In 1893 a correspondent to Notes and Queries pointed out that this passage appears nowhere in Shakespeare. “I have just now found it in [Sir Philip Sidney’s] ‘Arcadia,’ book i, the eclogue of Thyrsis and Dorus. Clearly he quoted from memory. What a memory the man had! — and how careless he sometimes was in trusting it.”
Harvard’s Museum of Natural History owns a unique collection of botanical models made of glass, more than 800 startlingly realistic plants produced by the German father-and-son glassworking team Leopold and Rudolf Blaschka. They were commissioned by Professor George Lincoln Goodale to serve as aids in the teaching of botany, but their strikingly accurate detail leads many to regard them as works of art in themselves.
The modern naturalist Donald Schnell, who painstakingly deduced the mechanism by which the butterwort Pinguicula is pollinated, was astonished in 1997 to see the glass butterwort that the Blaschkas had prepared a century earlier: “One sculpture showed a bee entering the flower and a second showed the bee exiting, lifting the stigma apron as it did so,” just as he had hypothesized. “As far as I know Professor Goodale never published this information, nor did it seem to have been published by anyone back then, but the process was faithfully executed.”
This raises a question in aesthetics. If we find, say, the Blaschkas’ glass chicory flower beautiful, shouldn’t we find a live chicory flower equally beautiful? For the two are practically indistinguishable.
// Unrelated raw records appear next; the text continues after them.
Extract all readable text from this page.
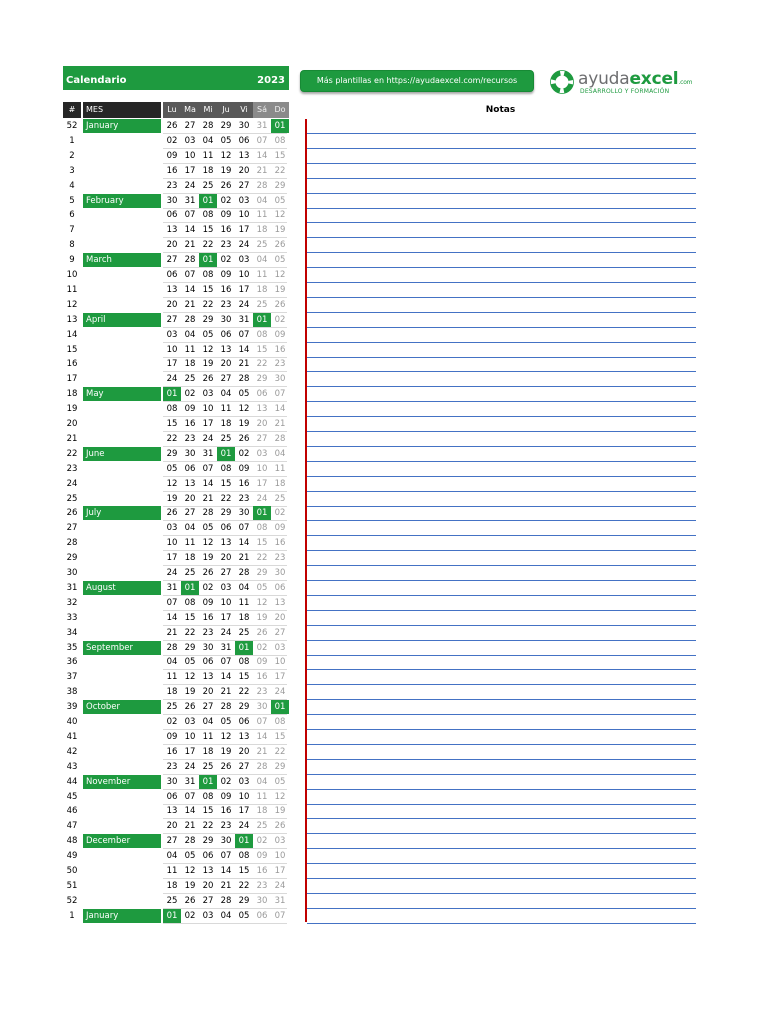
Calendario	2023	Más plantillas en https://ayudaexcel.com/recursos	ayudaexcel.com
DESARROLLO Y FORMACIÓN
#	MES	Lu Ma Mi	Ju	Vi	Sá Do	Notas
52	January	26 27 28 29 30 31 01
1	02 03 04 05 06 07 08
2	09 10 11 12 13 14 15
3	16 17 18 19 20 21 22
4	23 24 25 26 27 28 29
5	February	30 31 01 02 03 04 05
6	06 07 08 09 10 11 12
7	13 14 15 16 17 18 19
8	20 21 22 23 24 25 26
9	March	27 28 01 02 03 04 05
10	06 07 08 09 10 11 12
11	13 14 15 16 17 18 19
12	20 21 22 23 24 25 26
13	April	27 28 29 30 31 01 02
14	03 04 05 06 07 08 09
15	10 11 12 13 14 15 16
16	17 18 19 20 21 22 23
17	24 25 26 27 28 29 30
18	May	01 02 03 04 05 06 07
19	08 09 10 11 12 13 14
20	15 16 17 18 19 20 21
21	22 23 24 25 26 27 28
22	June	29 30 31 01 02 03 04
23	05 06 07 08 09 10 11
24	12 13 14 15 16 17 18
25	19 20 21 22 23 24 25
26	July	26 27 28 29 30 01 02
27	03 04 05 06 07 08 09
28	10 11 12 13 14 15 16
29	17 18 19 20 21 22 23
30	24 25 26 27 28 29 30
31	August	31 01 02 03 04 05 06
32	07 08 09 10 11 12 13
33	14 15 16 17 18 19 20
34	21 22 23 24 25 26 27
35	September	28 29 30 31 01 02 03
36	04 05 06 07 08 09 10
37	11 12 13 14 15 16 17
38	18 19 20 21 22 23 24
39	October	25 26 27 28 29 30 01
40	02 03 04 05 06 07 08
41	09 10 11 12 13 14 15
42	16 17 18 19 20 21 22
43	23 24 25 26 27 28 29
44	November	30 31 01 02 03 04 05
45	06 07 08 09 10 11 12
46	13 14 15 16 17 18 19
47	20 21 22 23 24 25 26
48	December	27 28 29 30 01 02 03
49	04 05 06 07 08 09 10
50	11 12 13 14 15 16 17
51	18 19 20 21 22 23 24
52	25 26 27 28 29 30 31
1	January	01 02 03 04 05 06 07
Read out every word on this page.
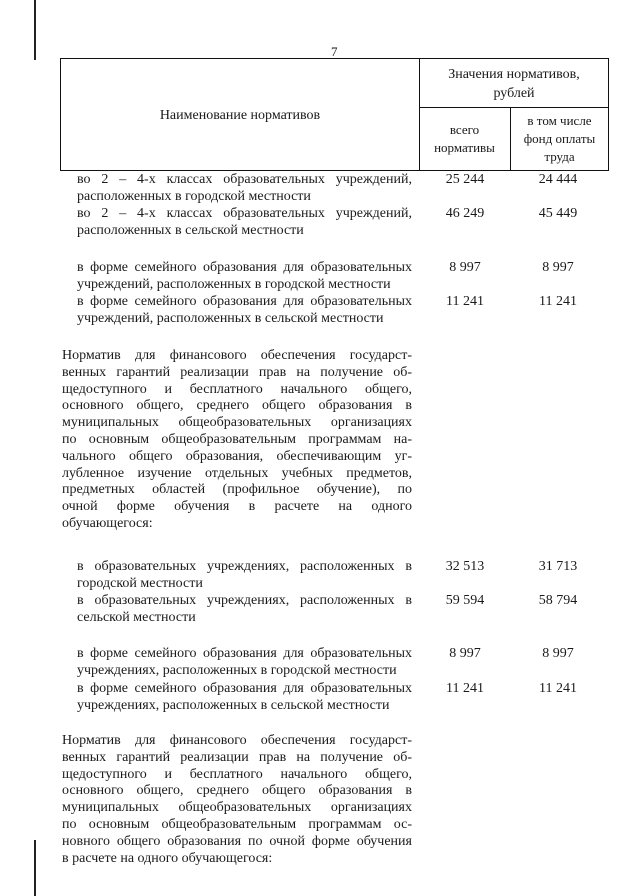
7
Наименование нормативов
Значения нормативов,
рублей
всего
нормативы
в том числе
фонд оплаты
труда
во 2 – 4-х классах образовательных учреждений,
расположенных в городской местности
25 244	24 444
во 2 – 4-х классах образовательных учреждений,
расположенных в сельской местности
46 249	45 449
в форме семейного образования для образовательных
учреждений, расположенных в городской местности
8 997	8 997
в форме семейного образования для образовательных
учреждений, расположенных в сельской местности
11 241	11 241
Норматив для финансового обеспечения государст-
венных гарантий реализации прав на получение об-
щедоступного и бесплатного начального общего,
основного общего, среднего общего образования в
муниципальных общеобразовательных организациях
по основным общеобразовательным программам на-
чального общего образования, обеспечивающим уг-
лубленное изучение отдельных учебных предметов,
предметных областей (профильное обучение), по
очной форме обучения в расчете на одного
обучающегося:
в образовательных учреждениях, расположенных в
городской местности
32 513	31 713
в образовательных учреждениях, расположенных в
сельской местности
59 594	58 794
в форме семейного образования для образовательных
учреждениях, расположенных в городской местности
8 997	8 997
в форме семейного образования для образовательных
учреждениях, расположенных в сельской местности
11 241	11 241
Норматив для финансового обеспечения государст-
венных гарантий реализации прав на получение об-
щедоступного и бесплатного начального общего,
основного общего, среднего общего образования в
муниципальных общеобразовательных организациях
по основным общеобразовательным программам ос-
новного общего образования по очной форме обучения
в расчете на одного обучающегося:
Some will say yes, but others will insist that “there is an important difference … between perceiving a set of characteristics in an object and perceiving that same set of characteristics as natural to that object,” writes University of Washington philosopher Ronald Moore. “To perceive something as a product of nature is not to perceive one more thing about it; it is to change the way we perceive everything about it.”
(Ronald Moore, “Appreciating Natural Beauty as Natural,” Journal of Aesthetic Education 33:3 [Autumn 1999], 42-60.) (See Perspective.)